Employee turnover (ET) is a significant problem that businesses in all industries must deal with. In order to avoid paying for hiring and training, businesses are constantly seeking ways to retain professional employees. Being able to foresee an employee's resignation will let the business take preventative action.

Using historical employee records, artificial intelligence (AI) and machine learning (ML) prediction models can assist in categorizing the chance of people quitting their jobs voluntarily. However, the lack of transparency and interpretability in the output responses produced by these AI-based ML models makes it challenging for human resource (HR) managers to comprehend the reasoning behind the AI forecasts. Managers will not be able to enhance data-driven decision-making and provide value to the businesses if they do not comprehend how and why responses are generated by AI models based on the input datasets.
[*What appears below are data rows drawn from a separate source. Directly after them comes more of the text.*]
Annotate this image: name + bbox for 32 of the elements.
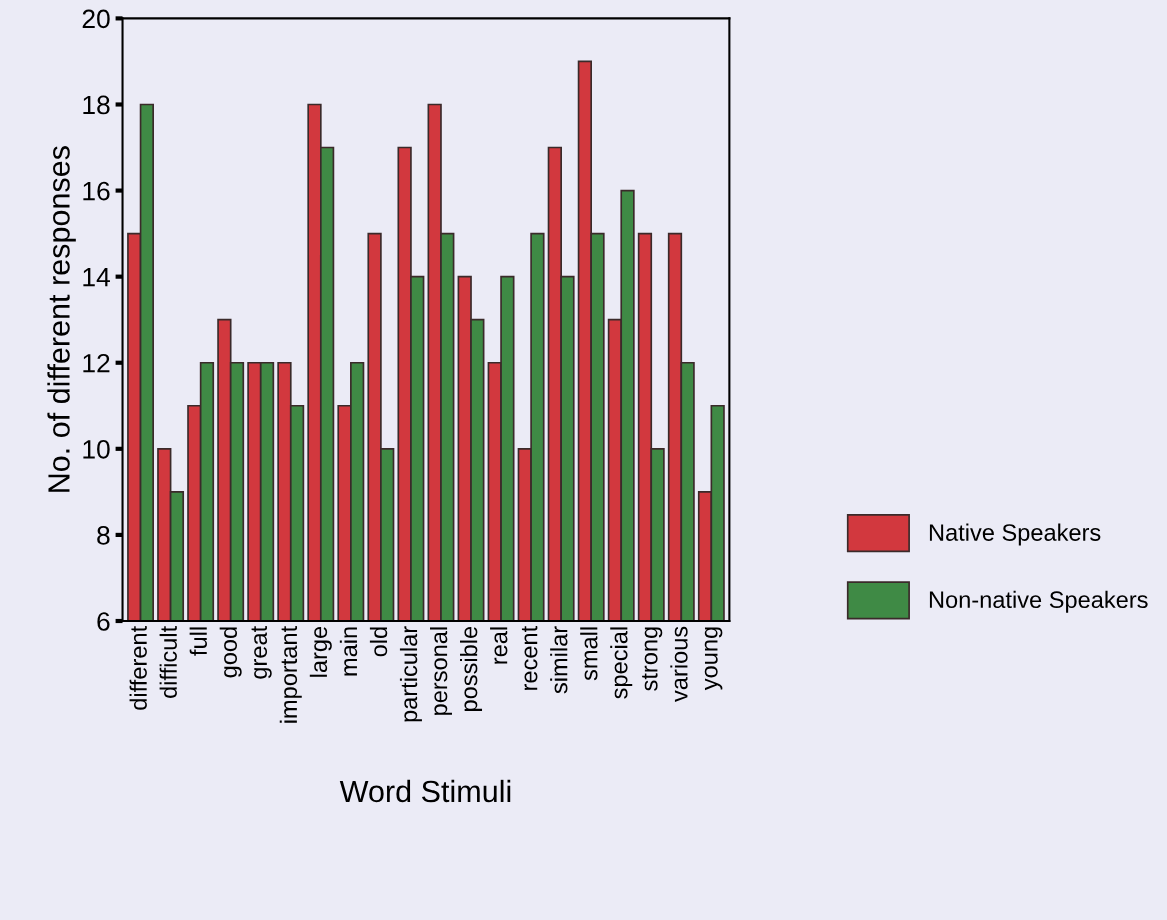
- x-tick-label: recent: [521, 626, 538, 690]
- y-tick-label: 14: [83, 268, 110, 287]
- legend-label: Native Speakers: [929, 523, 1101, 546]
- legend-label: Non-native Speakers: [929, 590, 1148, 613]
- x-tick-label: full: [189, 627, 207, 656]
- y-tick-label: 12: [83, 353, 110, 373]
- x-tick-label: different: [129, 626, 147, 710]
- x-tick-label: real: [490, 627, 508, 664]
- y-tick-label: 18: [83, 95, 110, 115]
- x-tick-label: special: [610, 627, 633, 699]
- y-axis-title: No. of different responses: [47, 146, 76, 492]
- x-tick-label: various: [670, 626, 688, 702]
- x-tick-label: small: [580, 627, 598, 681]
- x-tick-label: young: [704, 627, 723, 691]
- x-tick-label: personal: [429, 627, 452, 715]
- y-tick-label: 16: [83, 181, 110, 201]
- x-tick-label: old: [369, 627, 388, 657]
- x-tick-label: similar: [550, 626, 568, 694]
- x-tick-label: great: [251, 626, 272, 679]
- x-tick-label: main: [339, 627, 358, 676]
- x-tick-label: difficult: [159, 626, 177, 698]
- y-tick-label: 8: [97, 526, 110, 545]
- x-tick-label: strong: [642, 627, 663, 691]
- x-tick-label: possible: [460, 626, 483, 711]
- x-tick-label: good: [219, 627, 242, 678]
- x-axis-title: Word Stimuli: [339, 779, 511, 803]
- y-tick-label: 10: [83, 439, 110, 459]
- x-tick-label: important: [279, 626, 302, 723]
- y-tick-label: 6: [97, 612, 110, 631]
- x-tick-label: large: [309, 626, 332, 677]
- y-tick-label: 20: [82, 9, 110, 29]
- x-tick-label: particular: [399, 626, 422, 722]
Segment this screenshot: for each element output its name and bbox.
Utilizing the evolutionary gradient boosted random forest algorithm (EGB-RFA), we provide a novel data-centric predictive model to address these disadvantages. To calculate employee turnover, the dataset from the company's HR department was used. We normalized the data as part of the preprocessing step to eliminate duplicates. Based on the attributes, the dataset indicates whether the employee is leaving or staying.

Now, we use 80% of the preprocessed data for training and 20% for testing to build a prediction model. The essential features are extracted using principal component analysis (PCA). The suggested framework is assessed on the chosen dataset with various feature settings and dataset sizes. Results show that the final model created by our approach performs better than expected.